Could you just go through the 4 million of investment losses in the quarter? And was that sort of a one-off thing that won’t repeat going forward?

Kathy Heilig

Analyst

They were unrealized losses. We have some products that we invest in really as seed money for the most part, and we have to mark them to market every quarter. And as the market went down at the end of the quarter, we had to mark those down. The market goes back up we would mark them back up.

Operator

Operator

[Operator Instructions] At this time, there are no further questions in the queue.

Kathy Heilig

Analyst

Okay. Then I'd like to turn it back over to Al.

Al West

Management

Thank you, Kathy. So ladies and gentlemen, we are fighting on two fronts. First, the COVID-19 disruption and second growing revenues and profits during disruptive times. On the first front, we were very fortunate to plan well and it’s been able to keep our workforce healthy and productive.

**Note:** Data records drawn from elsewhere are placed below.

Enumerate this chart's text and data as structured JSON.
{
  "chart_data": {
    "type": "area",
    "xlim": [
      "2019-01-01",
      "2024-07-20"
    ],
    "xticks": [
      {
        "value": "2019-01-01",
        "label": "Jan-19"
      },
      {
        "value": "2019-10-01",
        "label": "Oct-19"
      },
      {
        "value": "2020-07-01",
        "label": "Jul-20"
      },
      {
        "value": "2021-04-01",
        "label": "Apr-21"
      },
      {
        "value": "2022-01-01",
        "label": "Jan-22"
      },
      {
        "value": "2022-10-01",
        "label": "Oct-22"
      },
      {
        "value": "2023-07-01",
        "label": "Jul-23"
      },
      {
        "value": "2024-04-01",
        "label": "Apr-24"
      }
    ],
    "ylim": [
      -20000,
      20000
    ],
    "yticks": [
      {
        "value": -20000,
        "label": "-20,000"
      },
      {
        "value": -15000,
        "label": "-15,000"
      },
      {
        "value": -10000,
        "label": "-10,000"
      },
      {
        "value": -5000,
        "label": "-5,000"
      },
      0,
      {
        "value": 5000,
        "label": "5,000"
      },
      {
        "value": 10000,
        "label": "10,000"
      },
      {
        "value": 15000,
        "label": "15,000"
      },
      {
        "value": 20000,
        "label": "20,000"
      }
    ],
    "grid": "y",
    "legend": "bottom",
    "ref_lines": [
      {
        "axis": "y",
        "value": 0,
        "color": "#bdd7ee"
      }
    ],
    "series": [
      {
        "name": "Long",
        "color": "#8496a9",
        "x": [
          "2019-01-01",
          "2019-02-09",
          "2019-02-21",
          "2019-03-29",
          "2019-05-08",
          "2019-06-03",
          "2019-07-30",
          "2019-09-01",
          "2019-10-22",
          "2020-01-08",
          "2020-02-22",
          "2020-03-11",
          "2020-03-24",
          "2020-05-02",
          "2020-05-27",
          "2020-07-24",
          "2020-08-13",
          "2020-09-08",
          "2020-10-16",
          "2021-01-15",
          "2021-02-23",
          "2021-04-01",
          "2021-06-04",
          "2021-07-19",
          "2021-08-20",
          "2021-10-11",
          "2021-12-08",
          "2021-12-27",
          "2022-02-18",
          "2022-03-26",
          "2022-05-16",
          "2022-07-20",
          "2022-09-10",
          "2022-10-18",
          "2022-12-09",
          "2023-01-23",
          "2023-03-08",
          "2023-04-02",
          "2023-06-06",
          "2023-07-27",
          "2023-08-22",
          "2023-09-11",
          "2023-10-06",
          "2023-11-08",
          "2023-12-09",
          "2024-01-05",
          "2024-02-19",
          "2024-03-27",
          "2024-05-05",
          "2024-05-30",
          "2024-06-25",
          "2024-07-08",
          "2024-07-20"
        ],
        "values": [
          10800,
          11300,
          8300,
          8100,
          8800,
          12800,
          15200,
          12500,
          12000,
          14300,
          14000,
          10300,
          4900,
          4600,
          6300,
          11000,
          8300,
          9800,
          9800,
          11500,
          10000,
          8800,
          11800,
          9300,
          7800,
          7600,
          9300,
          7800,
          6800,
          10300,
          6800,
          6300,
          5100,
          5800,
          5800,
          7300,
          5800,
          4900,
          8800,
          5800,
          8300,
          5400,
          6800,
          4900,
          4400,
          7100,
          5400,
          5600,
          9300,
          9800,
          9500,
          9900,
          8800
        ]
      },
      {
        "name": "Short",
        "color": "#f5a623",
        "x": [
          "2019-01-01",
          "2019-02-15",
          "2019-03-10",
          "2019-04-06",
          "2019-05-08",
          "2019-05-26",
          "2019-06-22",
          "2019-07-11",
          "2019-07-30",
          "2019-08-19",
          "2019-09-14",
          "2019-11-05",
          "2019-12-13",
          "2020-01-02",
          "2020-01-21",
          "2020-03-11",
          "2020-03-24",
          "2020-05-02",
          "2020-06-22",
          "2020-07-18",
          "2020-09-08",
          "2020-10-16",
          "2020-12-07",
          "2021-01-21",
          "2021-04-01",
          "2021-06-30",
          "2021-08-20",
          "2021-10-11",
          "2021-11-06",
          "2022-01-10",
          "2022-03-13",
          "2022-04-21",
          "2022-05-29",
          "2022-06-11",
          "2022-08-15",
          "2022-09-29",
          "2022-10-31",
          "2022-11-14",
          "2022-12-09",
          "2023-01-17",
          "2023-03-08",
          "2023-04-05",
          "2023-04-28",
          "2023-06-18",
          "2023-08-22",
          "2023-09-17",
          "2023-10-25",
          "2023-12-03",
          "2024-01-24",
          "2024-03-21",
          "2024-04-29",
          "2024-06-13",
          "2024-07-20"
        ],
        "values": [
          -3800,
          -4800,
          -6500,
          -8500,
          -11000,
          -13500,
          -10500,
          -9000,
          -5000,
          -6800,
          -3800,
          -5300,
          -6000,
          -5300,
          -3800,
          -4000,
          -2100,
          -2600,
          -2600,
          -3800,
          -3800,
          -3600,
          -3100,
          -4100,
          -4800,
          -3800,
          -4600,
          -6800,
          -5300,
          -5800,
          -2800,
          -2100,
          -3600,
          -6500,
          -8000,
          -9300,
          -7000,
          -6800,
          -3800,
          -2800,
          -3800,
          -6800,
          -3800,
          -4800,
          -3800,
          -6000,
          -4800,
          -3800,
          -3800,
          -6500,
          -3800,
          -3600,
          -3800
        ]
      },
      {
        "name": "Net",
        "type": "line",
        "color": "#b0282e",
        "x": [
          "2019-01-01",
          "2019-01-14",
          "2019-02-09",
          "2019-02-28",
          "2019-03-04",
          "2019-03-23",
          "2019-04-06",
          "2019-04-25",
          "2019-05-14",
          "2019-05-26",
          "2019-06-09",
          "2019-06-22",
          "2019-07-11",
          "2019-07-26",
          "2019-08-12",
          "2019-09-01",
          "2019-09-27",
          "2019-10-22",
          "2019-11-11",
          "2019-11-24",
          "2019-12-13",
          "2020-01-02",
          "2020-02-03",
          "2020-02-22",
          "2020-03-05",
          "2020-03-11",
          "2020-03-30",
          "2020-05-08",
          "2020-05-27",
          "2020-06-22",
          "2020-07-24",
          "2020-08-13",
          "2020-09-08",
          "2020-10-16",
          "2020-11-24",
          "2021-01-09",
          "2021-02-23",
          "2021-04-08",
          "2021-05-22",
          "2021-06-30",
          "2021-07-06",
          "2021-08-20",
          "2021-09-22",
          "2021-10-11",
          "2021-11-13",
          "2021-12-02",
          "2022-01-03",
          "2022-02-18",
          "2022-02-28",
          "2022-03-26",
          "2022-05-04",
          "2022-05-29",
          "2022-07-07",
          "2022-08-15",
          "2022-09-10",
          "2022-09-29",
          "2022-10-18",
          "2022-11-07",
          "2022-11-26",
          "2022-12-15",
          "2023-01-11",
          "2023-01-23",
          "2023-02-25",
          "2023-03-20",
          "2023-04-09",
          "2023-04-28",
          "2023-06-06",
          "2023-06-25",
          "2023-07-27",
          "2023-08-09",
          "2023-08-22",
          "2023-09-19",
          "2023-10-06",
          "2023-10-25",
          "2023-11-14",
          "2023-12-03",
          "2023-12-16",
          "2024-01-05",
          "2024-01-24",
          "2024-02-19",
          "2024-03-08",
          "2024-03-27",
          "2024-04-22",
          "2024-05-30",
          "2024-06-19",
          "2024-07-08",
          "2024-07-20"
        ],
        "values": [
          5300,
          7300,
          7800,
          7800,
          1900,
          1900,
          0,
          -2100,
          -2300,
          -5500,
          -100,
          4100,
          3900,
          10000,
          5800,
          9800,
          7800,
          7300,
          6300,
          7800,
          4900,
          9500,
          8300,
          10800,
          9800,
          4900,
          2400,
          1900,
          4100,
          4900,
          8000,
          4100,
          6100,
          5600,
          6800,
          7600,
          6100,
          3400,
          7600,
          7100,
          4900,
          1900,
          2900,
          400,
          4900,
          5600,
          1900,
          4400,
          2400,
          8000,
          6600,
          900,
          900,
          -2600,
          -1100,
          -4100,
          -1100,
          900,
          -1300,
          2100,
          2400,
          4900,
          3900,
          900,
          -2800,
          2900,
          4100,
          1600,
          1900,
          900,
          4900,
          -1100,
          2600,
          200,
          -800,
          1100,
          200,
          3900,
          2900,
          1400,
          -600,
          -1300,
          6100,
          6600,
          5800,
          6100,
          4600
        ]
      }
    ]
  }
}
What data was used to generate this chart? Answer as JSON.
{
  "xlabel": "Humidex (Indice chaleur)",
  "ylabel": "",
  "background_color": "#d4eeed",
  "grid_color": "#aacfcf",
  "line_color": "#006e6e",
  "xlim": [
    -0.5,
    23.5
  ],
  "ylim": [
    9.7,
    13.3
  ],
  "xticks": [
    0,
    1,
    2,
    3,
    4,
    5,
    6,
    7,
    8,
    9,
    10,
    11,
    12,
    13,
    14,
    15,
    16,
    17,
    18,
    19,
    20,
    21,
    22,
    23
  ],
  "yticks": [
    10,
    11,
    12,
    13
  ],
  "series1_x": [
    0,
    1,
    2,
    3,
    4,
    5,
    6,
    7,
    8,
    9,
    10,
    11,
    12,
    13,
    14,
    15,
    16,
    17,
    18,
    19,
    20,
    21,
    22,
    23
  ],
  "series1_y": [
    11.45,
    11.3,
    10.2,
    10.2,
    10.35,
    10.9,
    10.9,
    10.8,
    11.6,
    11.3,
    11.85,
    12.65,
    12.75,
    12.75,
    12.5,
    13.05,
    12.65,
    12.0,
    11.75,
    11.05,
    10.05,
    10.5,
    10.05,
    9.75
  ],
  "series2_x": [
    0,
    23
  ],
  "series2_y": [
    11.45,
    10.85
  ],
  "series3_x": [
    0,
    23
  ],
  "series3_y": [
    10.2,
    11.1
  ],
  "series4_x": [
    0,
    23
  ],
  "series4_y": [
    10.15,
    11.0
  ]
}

On the second front, we face short-term headwinds, but we believe that we will prevail. Thanks in large part to our motivated and innovative workforce one hand, in the strategic investments we are making in our future on the other. Please be safe and remain healthy. Have a great evening, and thank you for attending our call.

Operator

Operator

Ladies and gentlemen, that does conclude our conference for today. Thanks for your participation and for using AT&T teleconference. You may now disconnect.